Thursday, June 1, 2017

Good News

After nearly five years of volunteering for a for-profit hospice organization, I am taking the next step in my path to becoming a hospice chaplain.

Last week, I met with the volunteer director of a local free-standing hospice provider and she invited me to meet with the chaplain about joining the pastoral care team.  I spoke with him on the phone and then met him today . . . and I'm in!  I'll be a volunteer with the pastoral care team, a big step on my way to being a hospice chaplain.  I'll have more information about everything I'll be doing later, but it will run the gambit from visiting, conversation, funerals, even the odd wedding.  Altogether, though, it's about sitting with patients and families to give them space and a listening ear to explore the journey they're on.  I worried that I wouldn't pass muster with a senior chaplain because of my "knowledge gap" in theology (while I have a passing familiarity with various Christian denominations and their differences, I haven't read the whole Bible.  I know most of the stories through art.)  But, even after five years of volunteering elsewhere, I've never had a theological discussion with anyone who was dying; most want to talk about their families, relive memories, even those surrounded by Bibles, Christian hymns, prayer cards, and rosaries.   Closet I've come is singing "Amazing Grace" and reciting the Lord's Prayer.  Still, I know I have a lot to learn and I'm looking forward to companions on my own journey.  And if I'm not cut out for hospice chaplaincy, it's good to know before I go get anoter degree! (Yep, to be a real chaplain--accredited and all--I need a Masters of Divinity.)  If it is the right place for me, well, I'm excited to find that out.

It'll be rigorous, though.  At my initial interview, I was asked if I'd experienced a momentous death.  I never thought losing my dear Aunt Sis would come up in an interview, but I was able to talk about her death--how it was highly medicalized, with hospice only at the end, but that seemed to be her preference.  Of course, then later, my uncle and cousin died.

Then, in a cold call (which I never should have answered, being sick and half asleep on the couch), the chaplain (a Christian) asked me how I had been called to spiritual care.  Of course, I don't think of it as a divine "calling," not being called by anything but my own spirit.  Which I explained, along with my own path to Unitarian Universalism and hospice (Do you know what you call an atheist with children?  Unitarian.  Plus, there are my leanings to Buddhism.  And my own experience with pain and isolation.)  But I should've known that chaplains have seen it all.    These are not the questions I've had on other interviews. But I answered and was honest and it went well.

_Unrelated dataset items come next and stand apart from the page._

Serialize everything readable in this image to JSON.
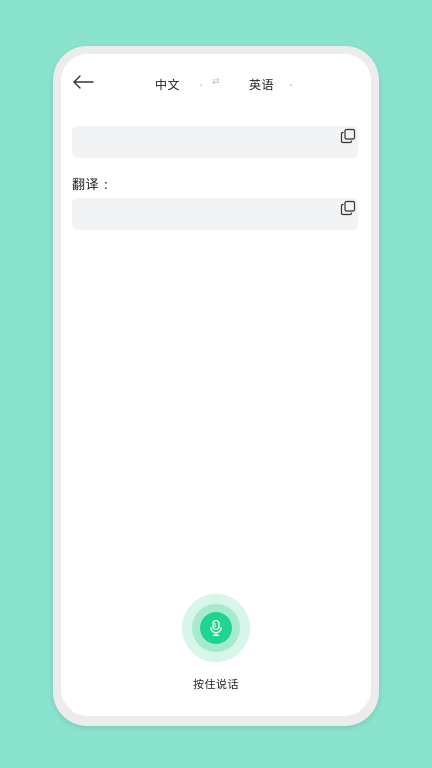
{
  "header": {
    "back_icon": "arrow-left-icon",
    "source_language": "中文",
    "target_language": "英语",
    "chevron_glyph": "⌄",
    "swap_glyph": "⇄"
  },
  "source": {
    "text": "",
    "copy_icon": "copy-icon"
  },
  "translation": {
    "label": "翻译 :",
    "text": "",
    "copy_icon": "copy-icon"
  },
  "voice": {
    "icon": "microphone-icon",
    "label": "按住说话"
  },
  "colors": {
    "background": "#8ae3cd",
    "accent": "#1ed48f",
    "accent_light": "#a8ead0",
    "accent_lighter": "#d7f5e8",
    "field_bg": "#f2f3f5"
  }
}
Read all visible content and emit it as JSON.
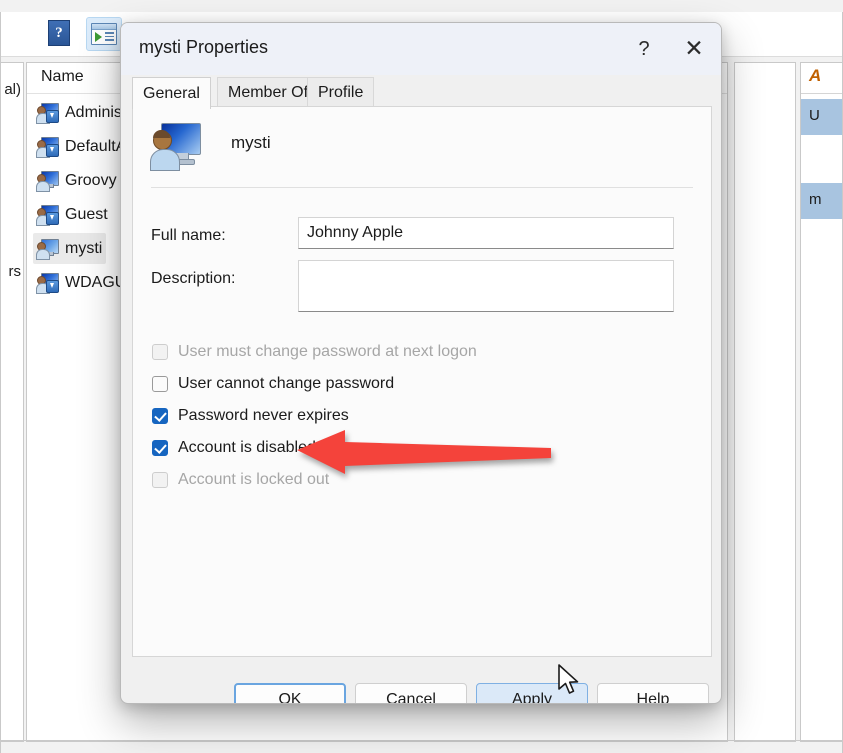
{
  "background": {
    "toolbar": {
      "buttons": [
        {
          "name": "help-icon",
          "label": "?"
        },
        {
          "name": "window-play-icon",
          "label": ""
        }
      ]
    },
    "tree_panel": {
      "fragments": [
        "al)",
        "rs"
      ]
    },
    "list_panel": {
      "column_header": "Name",
      "rows": [
        {
          "name": "Administrator",
          "label": "Adminis",
          "disabled": true,
          "selected": false
        },
        {
          "name": "DefaultAccount",
          "label": "DefaultA",
          "disabled": true,
          "selected": false
        },
        {
          "name": "Groovy",
          "label": "Groovy",
          "disabled": false,
          "selected": false
        },
        {
          "name": "Guest",
          "label": "Guest",
          "disabled": true,
          "selected": false
        },
        {
          "name": "mysti",
          "label": "mysti",
          "disabled": false,
          "selected": true
        },
        {
          "name": "WDAGUtilityAccount",
          "label": "WDAGU",
          "disabled": true,
          "selected": false
        }
      ]
    },
    "right_panel": {
      "header": "A",
      "rows": [
        "U",
        "m"
      ]
    }
  },
  "dialog": {
    "title": "mysti Properties",
    "system_buttons": {
      "help": "?",
      "close": "✕"
    },
    "tabs": [
      {
        "label": "General",
        "active": true
      },
      {
        "label": "Member Of",
        "active": false
      },
      {
        "label": "Profile",
        "active": false
      }
    ],
    "account": {
      "icon": "user-account-icon",
      "username": "mysti"
    },
    "fields": [
      {
        "label": "Full name:",
        "value": "Johnny Apple",
        "placeholder": ""
      },
      {
        "label": "Description:",
        "value": "",
        "placeholder": ""
      }
    ],
    "checkboxes": [
      {
        "label": "User must change password at next logon",
        "checked": false,
        "disabled": true
      },
      {
        "label": "User cannot change password",
        "checked": false,
        "disabled": false
      },
      {
        "label": "Password never expires",
        "checked": true,
        "disabled": false
      },
      {
        "label": "Account is disabled",
        "checked": true,
        "disabled": false
      },
      {
        "label": "Account is locked out",
        "checked": false,
        "disabled": true
      }
    ],
    "buttons": [
      {
        "label": "OK",
        "state": "focused"
      },
      {
        "label": "Cancel",
        "state": "normal"
      },
      {
        "label": "Apply",
        "state": "hover"
      },
      {
        "label": "Help",
        "state": "normal"
      }
    ]
  },
  "annotation": {
    "arrow": {
      "color": "#F44336",
      "direction": "left",
      "points_at": "Account is disabled"
    }
  },
  "colors": {
    "checkbox_checked": "#1665C0",
    "button_hover": "#DBE9F8",
    "button_focus_border": "#6AA5E0",
    "titlebar": "#EEF1F8",
    "annotation_red": "#F44336",
    "row_selected": "#EAEAEA",
    "right_row_highlight": "#A8C4E0"
  }
}
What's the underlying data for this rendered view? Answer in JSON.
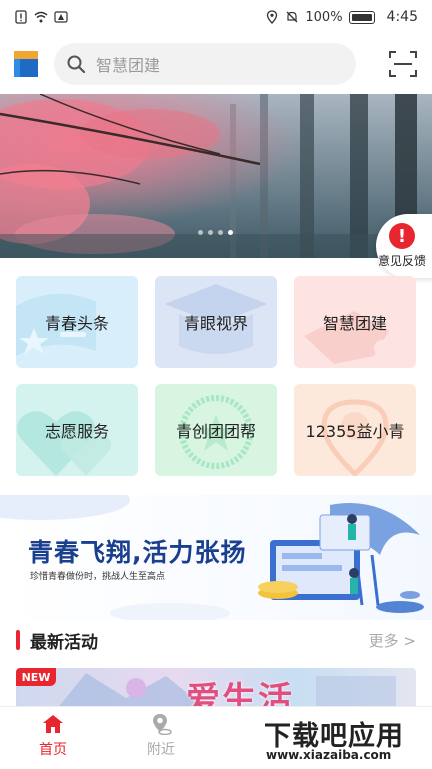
{
  "status_bar": {
    "battery": "100%",
    "time": "4:45"
  },
  "header": {
    "search_placeholder": "智慧团建",
    "logo_icon": "app-logo-icon",
    "scan_icon": "scan-icon"
  },
  "banner": {
    "dots_count": 4,
    "active_dot": 4
  },
  "feedback": {
    "label": "意见反馈",
    "icon": "exclamation-icon",
    "color": "#e8262f"
  },
  "tiles": [
    {
      "label": "青春头条"
    },
    {
      "label": "青眼视界"
    },
    {
      "label": "智慧团建"
    },
    {
      "label": "志愿服务"
    },
    {
      "label": "青创团团帮"
    },
    {
      "label": "12355益小青"
    }
  ],
  "promo": {
    "title": "青春飞翔,活力张扬",
    "subtitle": "珍惜青春做份时，挑战人生至高点"
  },
  "section": {
    "title": "最新活动",
    "more": "更多 >"
  },
  "activity": {
    "badge": "NEW",
    "title": "爱生活"
  },
  "nav": {
    "items": [
      {
        "label": "首页",
        "icon": "home-icon"
      },
      {
        "label": "附近",
        "icon": "location-icon"
      }
    ]
  },
  "watermark": {
    "title": "下载吧应用",
    "url": "www.xiazaiba.com"
  },
  "colors": {
    "accent": "#e8262f",
    "brand_blue": "#1a3f8f"
  }
}
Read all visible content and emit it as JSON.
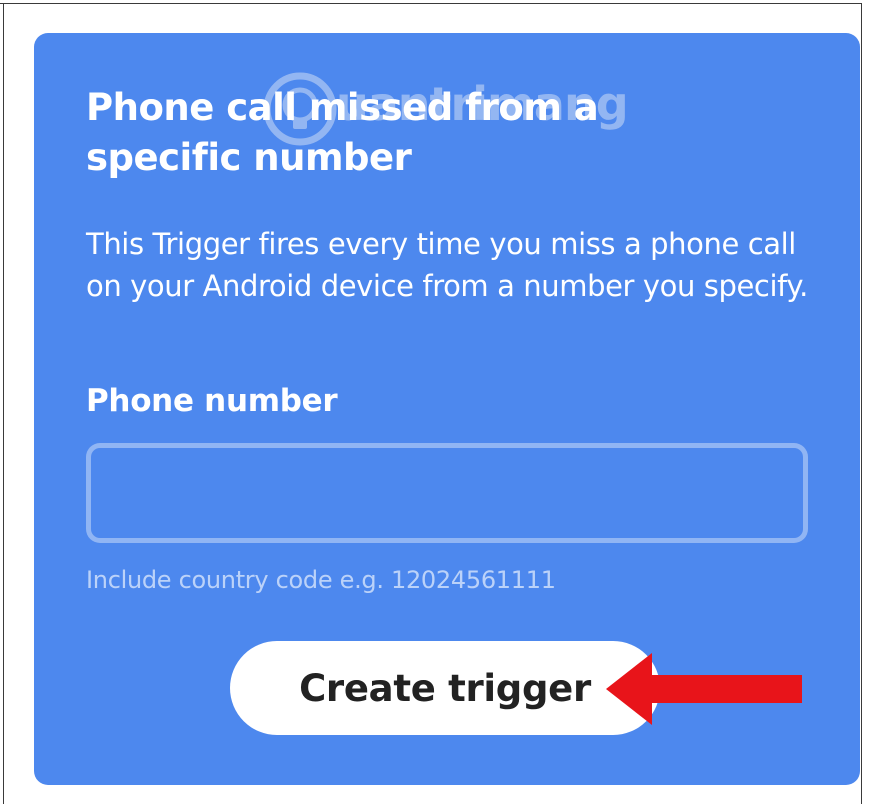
{
  "card": {
    "title": "Phone call missed from a specific number",
    "description": "This Trigger fires every time you miss a phone call on your Android device from a number you specify.",
    "field_label": "Phone number",
    "phone_input": {
      "value": "",
      "placeholder": ""
    },
    "hint": "Include country code e.g. 12024561111",
    "create_button_label": "Create trigger"
  },
  "watermark": {
    "text": "uantrimang"
  },
  "annotation": {
    "arrow_color": "#e8141a"
  },
  "colors": {
    "card_background": "#4d88ee",
    "button_background": "#ffffff",
    "button_text": "#222222"
  },
  "icons": {
    "watermark_logo": "lightbulb-icon",
    "annotation_arrow": "arrow-left-icon"
  }
}
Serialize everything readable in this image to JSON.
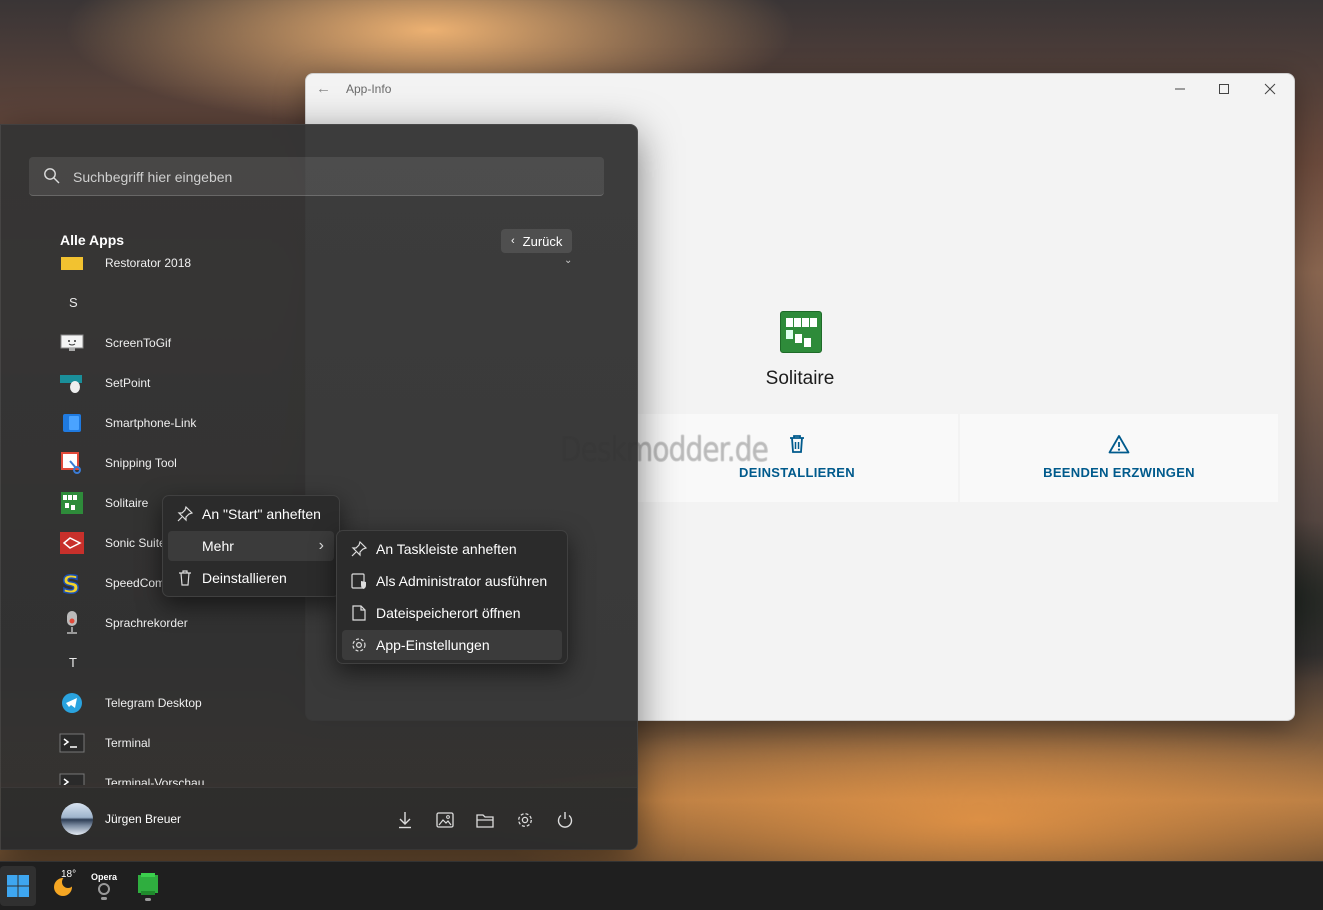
{
  "app_window": {
    "title": "App-Info",
    "app_name": "Solitaire",
    "actions": [
      {
        "label": "DEINSTALLIEREN",
        "icon": "trash-icon"
      },
      {
        "label": "BEENDEN ERZWINGEN",
        "icon": "warning-icon"
      }
    ]
  },
  "watermark": "Deskmodder.de",
  "start_menu": {
    "search_placeholder": "Suchbegriff hier eingeben",
    "section_title": "Alle Apps",
    "back_label": "Zurück",
    "apps": [
      {
        "label": "Restorator 2018",
        "icon": "folder-icon"
      },
      {
        "letter": "S"
      },
      {
        "label": "ScreenToGif",
        "icon": "monitor-icon"
      },
      {
        "label": "SetPoint",
        "icon": "mouse-icon"
      },
      {
        "label": "Smartphone-Link",
        "icon": "phone-icon"
      },
      {
        "label": "Snipping Tool",
        "icon": "scissors-icon"
      },
      {
        "label": "Solitaire",
        "icon": "cards-icon"
      },
      {
        "label": "Sonic Suite",
        "icon": "sonic-icon"
      },
      {
        "label": "SpeedCom",
        "icon": "speedcommander-icon"
      },
      {
        "label": "Sprachrekorder",
        "icon": "microphone-icon"
      },
      {
        "letter": "T"
      },
      {
        "label": "Telegram Desktop",
        "icon": "telegram-icon"
      },
      {
        "label": "Terminal",
        "icon": "terminal-icon"
      },
      {
        "label": "Terminal-Vorschau",
        "icon": "terminal-icon"
      }
    ],
    "user_name": "Jürgen Breuer"
  },
  "context_menu": {
    "items": [
      {
        "label": "An \"Start\" anheften",
        "icon": "pin-icon"
      },
      {
        "label": "Mehr",
        "icon": ""
      },
      {
        "label": "Deinstallieren",
        "icon": "trash-icon"
      }
    ]
  },
  "submenu": {
    "items": [
      {
        "label": "An Taskleiste anheften",
        "icon": "pin-icon"
      },
      {
        "label": "Als Administrator ausführen",
        "icon": "shield-icon"
      },
      {
        "label": "Dateispeicherort öffnen",
        "icon": "file-icon"
      },
      {
        "label": "App-Einstellungen",
        "icon": "gear-icon"
      }
    ]
  },
  "taskbar": {
    "weather_temp": "18°",
    "opera_label": "Opera"
  },
  "colors": {
    "accent_blue": "#005a8c",
    "solitaire_green": "#2e8b3a"
  }
}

Still, I was glad to have practiced with Mama the night before--running through questions on strengths (comfort with people from different faiths and backgrounds; I've been told I'm a good listener) and weaknesses (that theology gap! also sometimes a tendency to avoid conflict and confrontation, though I'm better if I'm advocating for a patient.)  Also, what I want from my new organization--a mentor, a community of hospice workers, experience in a facility dedicated to hospice, more skills in sitting with people.  I could talk about my relevant experience--hospice volunteering, lay ministry at church, community service, mindfulness practice, non-violent communication (NVC) training--and my own practices such as Zentangle, Yoga Dance, meditation, reading poetry and history, even crocheting prayer shawls.  And, of course, clarifying my own beliefs--I believe in the inherent worth and dignity of all people, the interconnection of all beings, the importance of a variety of sacred teachers and wisdom sources, each person's responsible search for truth.  Yep, those are the UU principles.  Nothing about heaven, hell, or even God.  I'm focused on the world I know.  I do not know beyond that, though I tend to believe there is a spark of life but no divine plan, no cosmic engineer controlling fate and destinty.  Religions are created by humans to help them understand and cope with the Mystery; as humans are flawed, so are religions.  I don't think we come close to comprehending the world around us (just look at how wrong we've been about margarine!)--there are things we do not understand or can explain--I don't think the Mystery will ever be fully known--though, moments of grace show us glimpses.  So, for me compassion is the guide through our experiences; some call it Love.  And that is what I want to bring to people as they or their loved ones are dying; just as I hope I am surrounded by love, compassion, and family when I die.

And NONE of that came up today!  It was a quick discussion--he was comfortable with me and must have seen something he could work with--and I clean up nicely, in new clothes approrpriate for the place.  So there we go.  I have some HIPPA hoops to jump  through and then I'm on my way.  Soon. (I'll do the TB test and have my photo taken in two weeks; they're also checking references and doing a background check.)  I can't wait.

Last note:  I was meditating yesterday in preparation for today, and came up with the metta meditation I could use with hospice patients (the whole safe-happy-healthy-live in peace progression isn't quite right), or really with anyone:
May all beings know joy.May all beings know hope.May all beings know comfort.May all beings know peace.

2 comments:

  1. All living people are alive, the trees, grass and vegetables are alive. Is animal life the same as plant life? We know when a person dies but the bacteria in the gut goes on living for days (hence evisceration). WHAT IS LIFE?